After recording the steepest daily drop in valuation over the past few years, the crypto market has been struggling to rebound in a convincing manner. This is what pushed the dominance index of Bitcoin to 55%, making Bitcoin tokens more than half present in the entire crypto world.
The 55% dominance index of Bitcoin is the highest point that the major cryptocurrency sees since December 2017. As the tokens lost out largely against the largest cryptocurrency by market cap, BTC’s index increased over the past few days from 51% to 55%.
A lot of people are confident that the crypto market did not experience a drop below $200 billion – or near the yearly low of $192 billion. However, it is safe to say that Bitcoin, Ethereum and most of the top altcoins recorded a steep downward trend with little to no support in the mid $6,000 margin.
The good thing is that Bitcoin rebounded from its bottom of $6,000 and is now trading around the $6,450 margin. What we can all learn from this price impact is that the Goldman Sachs announcement had no impact on the short-term price of BTC, but definitely seemed like a negative development for the overall cryptocurrency sector.
Even the chief of Goldman Sachs, Martin Chavez, refuted the reports that Goldman Sachs was the one to blame for the drop, with the delay of their Bitcoin trading operations. As he said during a TechCrunch conference:
“I think one of the wonderful things about us is that we get written about a lot.

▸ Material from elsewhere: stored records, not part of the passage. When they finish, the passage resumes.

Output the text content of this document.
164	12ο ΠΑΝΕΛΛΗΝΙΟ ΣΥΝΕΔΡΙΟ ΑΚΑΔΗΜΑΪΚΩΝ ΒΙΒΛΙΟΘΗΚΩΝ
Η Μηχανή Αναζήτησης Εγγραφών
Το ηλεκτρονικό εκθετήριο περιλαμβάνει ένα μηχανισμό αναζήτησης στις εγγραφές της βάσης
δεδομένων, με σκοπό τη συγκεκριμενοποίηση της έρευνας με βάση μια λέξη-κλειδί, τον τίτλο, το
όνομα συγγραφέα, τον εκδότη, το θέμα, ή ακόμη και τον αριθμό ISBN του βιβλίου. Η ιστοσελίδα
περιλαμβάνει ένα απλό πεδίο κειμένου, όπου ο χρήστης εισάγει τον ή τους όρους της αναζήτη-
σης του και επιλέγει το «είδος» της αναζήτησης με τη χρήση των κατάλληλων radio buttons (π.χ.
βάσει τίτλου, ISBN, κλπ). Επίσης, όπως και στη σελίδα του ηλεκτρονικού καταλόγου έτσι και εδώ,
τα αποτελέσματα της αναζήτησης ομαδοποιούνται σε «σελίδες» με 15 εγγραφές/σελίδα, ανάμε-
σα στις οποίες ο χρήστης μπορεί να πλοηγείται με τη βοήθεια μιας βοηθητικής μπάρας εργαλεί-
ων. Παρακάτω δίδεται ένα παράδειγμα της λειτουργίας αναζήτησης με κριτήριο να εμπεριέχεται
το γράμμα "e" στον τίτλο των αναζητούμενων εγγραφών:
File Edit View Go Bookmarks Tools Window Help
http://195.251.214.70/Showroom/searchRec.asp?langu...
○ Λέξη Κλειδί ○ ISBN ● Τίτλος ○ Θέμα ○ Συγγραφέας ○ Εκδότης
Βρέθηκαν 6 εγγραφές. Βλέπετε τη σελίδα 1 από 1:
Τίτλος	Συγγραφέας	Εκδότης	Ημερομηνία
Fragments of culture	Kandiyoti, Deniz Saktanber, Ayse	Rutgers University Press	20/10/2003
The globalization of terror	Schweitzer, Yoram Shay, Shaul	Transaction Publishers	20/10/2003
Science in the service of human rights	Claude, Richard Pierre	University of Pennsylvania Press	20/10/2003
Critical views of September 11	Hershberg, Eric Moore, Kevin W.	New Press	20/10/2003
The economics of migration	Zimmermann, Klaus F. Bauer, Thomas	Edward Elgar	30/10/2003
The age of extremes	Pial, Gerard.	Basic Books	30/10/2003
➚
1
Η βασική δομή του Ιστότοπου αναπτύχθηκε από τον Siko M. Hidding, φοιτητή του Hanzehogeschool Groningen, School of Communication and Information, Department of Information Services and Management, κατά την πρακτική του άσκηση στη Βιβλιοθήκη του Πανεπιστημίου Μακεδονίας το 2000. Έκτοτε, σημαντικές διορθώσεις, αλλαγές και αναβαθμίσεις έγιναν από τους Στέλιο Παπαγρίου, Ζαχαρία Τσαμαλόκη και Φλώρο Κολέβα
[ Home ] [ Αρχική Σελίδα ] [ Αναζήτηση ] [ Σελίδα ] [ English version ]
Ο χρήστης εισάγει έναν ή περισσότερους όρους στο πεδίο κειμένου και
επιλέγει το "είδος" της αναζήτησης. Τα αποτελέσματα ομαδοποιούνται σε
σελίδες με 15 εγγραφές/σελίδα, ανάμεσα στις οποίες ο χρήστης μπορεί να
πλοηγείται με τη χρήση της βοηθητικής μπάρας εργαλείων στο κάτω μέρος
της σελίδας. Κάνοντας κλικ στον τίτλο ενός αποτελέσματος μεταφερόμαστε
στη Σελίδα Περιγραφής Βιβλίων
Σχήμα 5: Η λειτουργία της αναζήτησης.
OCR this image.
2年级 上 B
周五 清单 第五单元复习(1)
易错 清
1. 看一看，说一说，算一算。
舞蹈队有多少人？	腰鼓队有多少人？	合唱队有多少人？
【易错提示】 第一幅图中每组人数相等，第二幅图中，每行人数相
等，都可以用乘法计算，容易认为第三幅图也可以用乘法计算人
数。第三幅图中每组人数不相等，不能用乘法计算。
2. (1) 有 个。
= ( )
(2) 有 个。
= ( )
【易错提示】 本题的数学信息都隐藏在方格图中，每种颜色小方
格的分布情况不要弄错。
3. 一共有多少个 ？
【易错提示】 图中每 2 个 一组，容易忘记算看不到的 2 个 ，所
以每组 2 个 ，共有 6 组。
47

I never thought I would hear myself use this term but I really have to describe that news as Fake news.”
Right now, if Bitcoin fails to break out of the $7,000 resistance level in the next 24 to 48 hours and completely reverse its fall from the $7,400 mark, it is highly likely that the most dominant cryptocurrency will test the $6,000 resistance level – just like it did in April, June, and August.
The drop to $6,000, however, is not necessarily negative, as it would allow the dominant cryptocurrency to bottom out at its low price range and prepare for a new mid-term rally over the next couple of months.